Now, of course we can collect like terms, and we see that 64𝑖 plus seven 𝑖 is 71𝑖. But we’re also able to evaluate this final term. That’s 56𝑖 squared. We know that 𝑖 itself is the solution to the equation 𝑥 squared equals negative one. In other words, 𝑖 squared is equal to negative one. And so 56𝑖 squared is 56 multiplied by negative one, which is negative 56. And so our expression becomes eight plus 71𝑖 minus 56, which is simply negative 48 plus 71𝑖.
So we’ve completed the first step. We’ve found the product of the expressions on the numerator of our fraction. We said that the next thing we’re going to do is take that expression and divide it by the expression on the denominator of our fraction. So we’re going to calculate negative 48 plus 71𝑖 divided by six plus four 𝑖. So, how do we divide by a complex number?
Well, to divide by a complex number, we multiply both the numerator and denominator of the expression by the conjugate of the denominator.

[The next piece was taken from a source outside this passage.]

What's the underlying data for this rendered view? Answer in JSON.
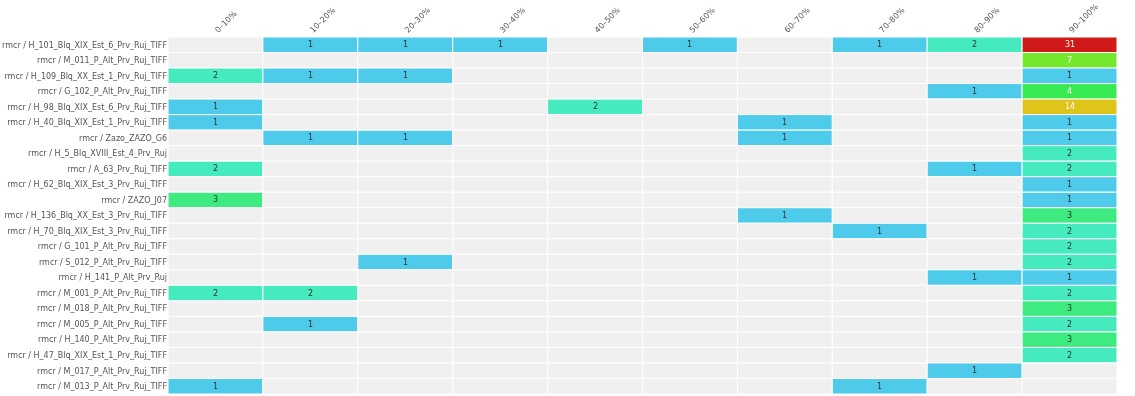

Let’s remind ourselves what that means. Say we have a general complex number 𝑧 equals 𝑎 plus 𝑏𝑖, where of course 𝑎 and 𝑏 must be real numbers. The complex conjugate of 𝑧, which we usually denote as 𝑧 bar or sometimes 𝑧 star, is 𝑎 minus 𝑏𝑖. So we find the complex conjugate by simply changing the sign of the imaginary part. This means that the complex conjugate of the denominator of our fraction and, thus, the expression we’re going to multiply through by is six minus four 𝑖.
And then we can perform a very similar process to before. We’re going to multiply out the numerators and then separately the denominators. Negative 48 multiplied by six is negative 288. Then, multiplying negative 48 by negative four 𝑖, we get positive 192𝑖. 71 multiplied by six is 426. So we have 426𝑖. And 71𝑖 multiplied by negative four 𝑖 is negative 284𝑖 squared.
Let’s repeat this process with the denominator. When we do, we get 36 minus 24𝑖 plus 24𝑖 minus 16𝑖 squared. And the reason that we multiplied by that complex conjugate is because we can now cancel out the 𝑖 terms. And of course we know that negative 16𝑖 squared will be equal to a real number since 𝑖 squared is negative one. Replacing 𝑖 squared with negative one then, the numerator becomes negative 288 plus 618𝑖 plus 284. And then the denominator just becomes 36 plus 16.
This simplifies to negative four plus 618𝑖 all over 52, which can then be split into two separate fractions as shown. Once we have this, we can then divide both the numerator and the denominator in each part by the highest common factor of each. And we find that when we simplify our fraction, we get negative one-thirteenth plus 309 over 26 𝑖.